02:07Et voilà, je trouve qu'il y a un travail à faire
02:10sur l'accompagnement médical dans les fausses couches
02:15parce que je trouve qu'il y a un problème un peu humain.
02:18Dans un de nos pays voisins, ils ont des structures
02:21où ils accompagnent les femmes qui font des fausses couches
02:24psychologiquement, médicalement, où il y a des échographies proposées
02:27aussi régulièrement qu'elles le souhaitent.
02:30Il y a un psychologue qui est là.
02:33Je trouve qu'il y a un défaut d'accompagnement de ce côté-là
02:36et aussi sur la prise en charge médicale parce que moi,
02:39ça m'a vraiment déstabilisé d'aller faire un curtage dans une maternité
02:44au milieu des femmes enceintes.
02:48Alors que moi, c'est fini.
02:51Je ne sais pas ce qu'il faudrait, mais peut-être avoir un endroit un peu...
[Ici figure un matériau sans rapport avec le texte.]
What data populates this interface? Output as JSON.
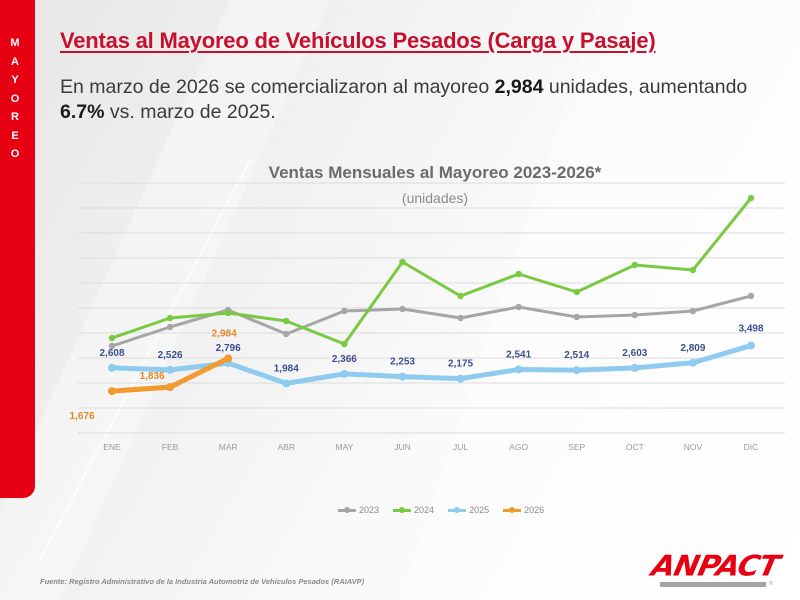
{
  "sidebar": {
    "label": "MAYOREO",
    "letters": [
      "M",
      "A",
      "Y",
      "O",
      "R",
      "E",
      "O"
    ]
  },
  "header": {
    "title": "Ventas al Mayoreo de Vehículos Pesados (Carga y Pasaje)",
    "summary_part1": "En marzo de 2026 se comercializaron al mayoreo ",
    "summary_units": "2,984",
    "summary_part2": " unidades, aumentando ",
    "summary_pct": "6.7%",
    "summary_part3": " vs. marzo de 2025."
  },
  "chart_data": {
    "type": "line",
    "title": "Ventas Mensuales al Mayoreo 2023-2026*",
    "subtitle": "(unidades)",
    "xlabel": "",
    "ylabel": "",
    "ylim": [
      0,
      10000
    ],
    "grid": true,
    "y_tick_step": 1000,
    "y_ticks_visible": false,
    "legend_position": "bottom",
    "categories": [
      "ENE",
      "FEB",
      "MAR",
      "ABR",
      "MAY",
      "JUN",
      "JUL",
      "AGO",
      "SEP",
      "OCT",
      "NOV",
      "DIC"
    ],
    "series": [
      {
        "name": "2023",
        "color": "#a6a6a6",
        "labeled": false,
        "values": [
          3480,
          4240,
          4920,
          3960,
          4880,
          4960,
          4600,
          5040,
          4640,
          4720,
          4880,
          5480
        ]
      },
      {
        "name": "2024",
        "color": "#7ac943",
        "labeled": false,
        "values": [
          3800,
          4600,
          4800,
          4480,
          3560,
          6840,
          5480,
          6360,
          5640,
          6720,
          6520,
          9400
        ]
      },
      {
        "name": "2025",
        "color": "#8fcbef",
        "labeled": true,
        "label_color": "#3d4f8f",
        "values": [
          2608,
          2526,
          2796,
          1984,
          2366,
          2253,
          2175,
          2541,
          2514,
          2603,
          2809,
          3498
        ],
        "labels": [
          "2,608",
          "2,526",
          "2,796",
          "1,984",
          "2,366",
          "2,253",
          "2,175",
          "2,541",
          "2,514",
          "2,603",
          "2,809",
          "3,498"
        ]
      },
      {
        "name": "2026",
        "color": "#f39a2e",
        "labeled": true,
        "label_color": "#e0892a",
        "values": [
          1676,
          1836,
          2984
        ],
        "labels": [
          "1,676",
          "1,836",
          "2,984"
        ]
      }
    ]
  },
  "footer": {
    "source": "Fuente: Registro Administrativo de la Industria Automotriz de Vehículos Pesados (RAIAVP)"
  },
  "logo": {
    "text": "ANPACT",
    "reg": "®"
  }
}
02:55Moi, je pense que ça m'aurait plus soulagée d'être avec des femmes
02:58qui allaient faire des curtages.
03:01On peut se comprendre d'un clin d'œil que oui, c'est douloureux pour tout le monde.
03:05Plutôt de croiser un couple comme ça.
03:08Les hommes sont aussi touchés que les femmes.
03:11C'est différemment parce qu'il y a une notion de corps
03:16où on les porte et on saigne, on souffre.
03:19C'est nous sur la table d'opération.
03:21Mais les hommes sont extrêmement touchés.
03:24Ils mériteraient aussi d'avoir un petit temps d'arrêt pour faire ce deuil-là correctement.
03:28Si c'est si fréquent et si banal que ça, au moins qu'on l'encadre un tout petit peu.
03:32Qu'on ait une petite implante, savoir ce qu'on peut faire.
03:36Et avoir un soutien psychologique qu'en fait, souvent, on ne fait pas par nous-mêmes.
03:41Parce que c'est une démarche qui est personnelle et qui n'est pas facile à faire.
03:45Du coup, très souvent, les femmes le gardent sous silence.